There are those who love Sharm El Sheikh, and those who despise the bourgeois beach, seeing it as more of a budget getaway for international tourists in search for luxury than an Egyptian escape worth taking. Ask an Egyptian and, nine times out of 10, they will tell you they prefer vacationing on a different stretch of the Red Sea - from the naturally beautiful Dahab and Ras Shitan, to newer luxury developments like Gouna and Soma Bay. Personally, I prefer the no frill natural beauty to the lavishly expensive escape; I never thought I would care about whether Sharm would die until the optimistic Captain El Bas painted me a post-apocalyptic picture of an Egypt without its Sharm: “There are something like five million workers in Sharm. Where will they go if Sharm falls? We can’t afford to lose these jobs; it would devastate the economy. It would affect more than just Sharm’s luxury hotels - its fall would hurt the profits of companies selling Coca Cola to Heineken, not to mention food suppliers. Like I said, we all suffer if something isn’t done soon. Within six months you will start seeing a lot of establishments having to close.” Making this nightmare even worse is the looming domino scenario, because chances are Sharm El Sheik will not fall alone, especially considering it's proximity to other popular Red Sea Cities like Hurghada, Dahab, Nuweiba. I haven't visited them yet, but its safe to say they are hurting just as bad if not worse.

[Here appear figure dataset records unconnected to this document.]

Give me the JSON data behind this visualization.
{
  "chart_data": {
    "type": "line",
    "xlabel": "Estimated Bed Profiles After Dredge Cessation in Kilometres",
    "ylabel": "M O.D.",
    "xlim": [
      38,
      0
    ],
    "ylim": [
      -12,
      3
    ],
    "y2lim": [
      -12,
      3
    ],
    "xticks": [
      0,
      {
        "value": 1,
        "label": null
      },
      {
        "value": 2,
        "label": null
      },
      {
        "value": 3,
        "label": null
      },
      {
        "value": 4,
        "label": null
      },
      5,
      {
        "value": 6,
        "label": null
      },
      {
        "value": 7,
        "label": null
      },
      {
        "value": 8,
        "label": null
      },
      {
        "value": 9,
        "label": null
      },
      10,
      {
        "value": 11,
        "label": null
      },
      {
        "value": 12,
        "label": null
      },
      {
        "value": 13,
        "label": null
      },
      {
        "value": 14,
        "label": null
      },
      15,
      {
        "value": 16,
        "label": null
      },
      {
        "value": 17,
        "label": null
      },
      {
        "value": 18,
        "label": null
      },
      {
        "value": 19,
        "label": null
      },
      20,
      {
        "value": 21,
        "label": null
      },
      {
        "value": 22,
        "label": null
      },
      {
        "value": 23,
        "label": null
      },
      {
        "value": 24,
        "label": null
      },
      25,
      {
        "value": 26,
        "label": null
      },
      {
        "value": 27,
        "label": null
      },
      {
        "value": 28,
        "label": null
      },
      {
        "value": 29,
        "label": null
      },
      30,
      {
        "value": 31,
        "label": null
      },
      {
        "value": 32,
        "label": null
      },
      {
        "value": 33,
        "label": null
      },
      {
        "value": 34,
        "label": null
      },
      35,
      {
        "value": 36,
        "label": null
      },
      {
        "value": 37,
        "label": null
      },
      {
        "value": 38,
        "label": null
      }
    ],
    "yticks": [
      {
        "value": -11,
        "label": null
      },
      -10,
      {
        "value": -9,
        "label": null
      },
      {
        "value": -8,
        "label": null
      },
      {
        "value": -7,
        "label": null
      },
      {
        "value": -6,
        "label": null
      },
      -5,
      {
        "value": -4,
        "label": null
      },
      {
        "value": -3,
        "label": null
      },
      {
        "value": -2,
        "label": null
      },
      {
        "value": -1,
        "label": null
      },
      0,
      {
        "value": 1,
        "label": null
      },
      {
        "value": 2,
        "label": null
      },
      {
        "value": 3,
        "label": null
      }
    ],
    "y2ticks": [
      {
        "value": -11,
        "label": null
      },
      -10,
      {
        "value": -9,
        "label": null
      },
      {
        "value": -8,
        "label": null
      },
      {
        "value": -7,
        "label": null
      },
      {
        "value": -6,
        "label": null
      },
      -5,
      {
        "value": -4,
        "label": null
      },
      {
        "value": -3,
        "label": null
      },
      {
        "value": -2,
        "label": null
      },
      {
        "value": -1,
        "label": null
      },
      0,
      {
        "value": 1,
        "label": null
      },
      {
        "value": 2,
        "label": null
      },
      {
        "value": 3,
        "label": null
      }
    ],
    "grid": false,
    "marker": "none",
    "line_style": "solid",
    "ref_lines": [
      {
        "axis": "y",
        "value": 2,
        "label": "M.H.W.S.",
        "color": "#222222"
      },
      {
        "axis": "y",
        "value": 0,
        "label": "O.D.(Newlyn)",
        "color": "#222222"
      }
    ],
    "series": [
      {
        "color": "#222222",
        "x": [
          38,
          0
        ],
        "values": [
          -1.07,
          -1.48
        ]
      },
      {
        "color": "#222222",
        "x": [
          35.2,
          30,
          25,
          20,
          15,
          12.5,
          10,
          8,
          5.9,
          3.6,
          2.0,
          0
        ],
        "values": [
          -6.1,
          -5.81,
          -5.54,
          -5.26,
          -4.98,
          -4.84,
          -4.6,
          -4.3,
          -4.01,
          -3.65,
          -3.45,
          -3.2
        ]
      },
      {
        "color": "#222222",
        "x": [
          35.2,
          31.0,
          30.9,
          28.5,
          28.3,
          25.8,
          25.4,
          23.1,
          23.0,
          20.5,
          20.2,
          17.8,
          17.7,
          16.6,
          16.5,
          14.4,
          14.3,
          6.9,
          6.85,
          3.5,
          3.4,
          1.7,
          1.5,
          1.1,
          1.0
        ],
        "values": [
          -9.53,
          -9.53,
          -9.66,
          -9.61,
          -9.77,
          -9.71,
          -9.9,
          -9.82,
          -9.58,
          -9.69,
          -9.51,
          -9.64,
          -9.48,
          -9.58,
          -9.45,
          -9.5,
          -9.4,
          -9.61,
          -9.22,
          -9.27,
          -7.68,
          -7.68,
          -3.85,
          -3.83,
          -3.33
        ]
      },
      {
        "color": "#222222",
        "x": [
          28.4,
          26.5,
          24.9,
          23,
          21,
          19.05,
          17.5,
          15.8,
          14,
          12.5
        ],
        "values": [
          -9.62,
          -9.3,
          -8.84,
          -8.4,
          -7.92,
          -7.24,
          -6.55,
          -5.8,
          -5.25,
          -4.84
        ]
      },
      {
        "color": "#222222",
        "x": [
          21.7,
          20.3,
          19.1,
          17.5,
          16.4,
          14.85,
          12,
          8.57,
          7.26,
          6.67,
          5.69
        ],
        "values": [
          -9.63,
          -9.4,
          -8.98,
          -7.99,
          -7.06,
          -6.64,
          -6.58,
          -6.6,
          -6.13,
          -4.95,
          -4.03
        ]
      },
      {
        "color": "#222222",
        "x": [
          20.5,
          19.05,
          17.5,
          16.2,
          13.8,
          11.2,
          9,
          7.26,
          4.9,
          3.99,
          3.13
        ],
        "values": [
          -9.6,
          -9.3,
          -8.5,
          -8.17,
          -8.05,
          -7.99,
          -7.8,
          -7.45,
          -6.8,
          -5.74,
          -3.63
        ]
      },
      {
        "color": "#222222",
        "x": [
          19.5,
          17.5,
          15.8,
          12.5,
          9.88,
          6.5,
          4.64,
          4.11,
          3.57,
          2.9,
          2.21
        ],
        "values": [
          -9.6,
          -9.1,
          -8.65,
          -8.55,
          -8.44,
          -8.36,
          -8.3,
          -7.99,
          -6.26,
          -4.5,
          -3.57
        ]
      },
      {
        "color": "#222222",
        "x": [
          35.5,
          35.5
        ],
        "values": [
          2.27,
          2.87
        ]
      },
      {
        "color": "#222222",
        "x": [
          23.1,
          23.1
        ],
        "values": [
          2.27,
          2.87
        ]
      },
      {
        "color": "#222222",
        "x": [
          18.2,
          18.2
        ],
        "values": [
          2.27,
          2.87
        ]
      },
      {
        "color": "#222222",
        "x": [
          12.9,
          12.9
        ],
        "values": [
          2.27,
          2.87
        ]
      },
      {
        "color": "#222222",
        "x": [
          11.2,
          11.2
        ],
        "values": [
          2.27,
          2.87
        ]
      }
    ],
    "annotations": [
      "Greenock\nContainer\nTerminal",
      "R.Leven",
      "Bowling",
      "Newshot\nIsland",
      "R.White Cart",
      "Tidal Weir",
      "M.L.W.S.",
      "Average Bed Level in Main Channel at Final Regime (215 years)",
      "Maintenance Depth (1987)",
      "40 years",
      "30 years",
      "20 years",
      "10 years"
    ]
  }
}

Egypt's unemployment is already alarmingly high, with any official number resonating like a fart in the wind. We must all live and die by skepticism in a population of 90 million, as no NGO or government number can claim to be entirely accurate when there is no proper systemic census of the population in place. If there are even a million jobs in Sharm, Egypt can't afford to lose them - especially during these bleak economic times and, if companies’ profits suffer, that will ultimately lead to further job cuts beyond Sinai.
The only way to a true recovery will be a total re-branding of Egypt, supported by popular and meaningful policy changes that lead to true accountability when people fail at their jobs. How else will the country reach international standards without admitting that #ThisisEgypt and that Egyptians can do better and should do better? The world hears a mixed message when authorities claim that human rights issues and controversial detentions are needed because the country is dealing with terrorists, while at the same time telling tourists that Egypt is safe and they should come back. That leads me to think that action is needed immediately and getting the ball rolling will ultimately begin with deciding which of these messages are true. If the government claims both to be the case, then Egypt truly needs foreign help - preferably before their favourite destination disappears.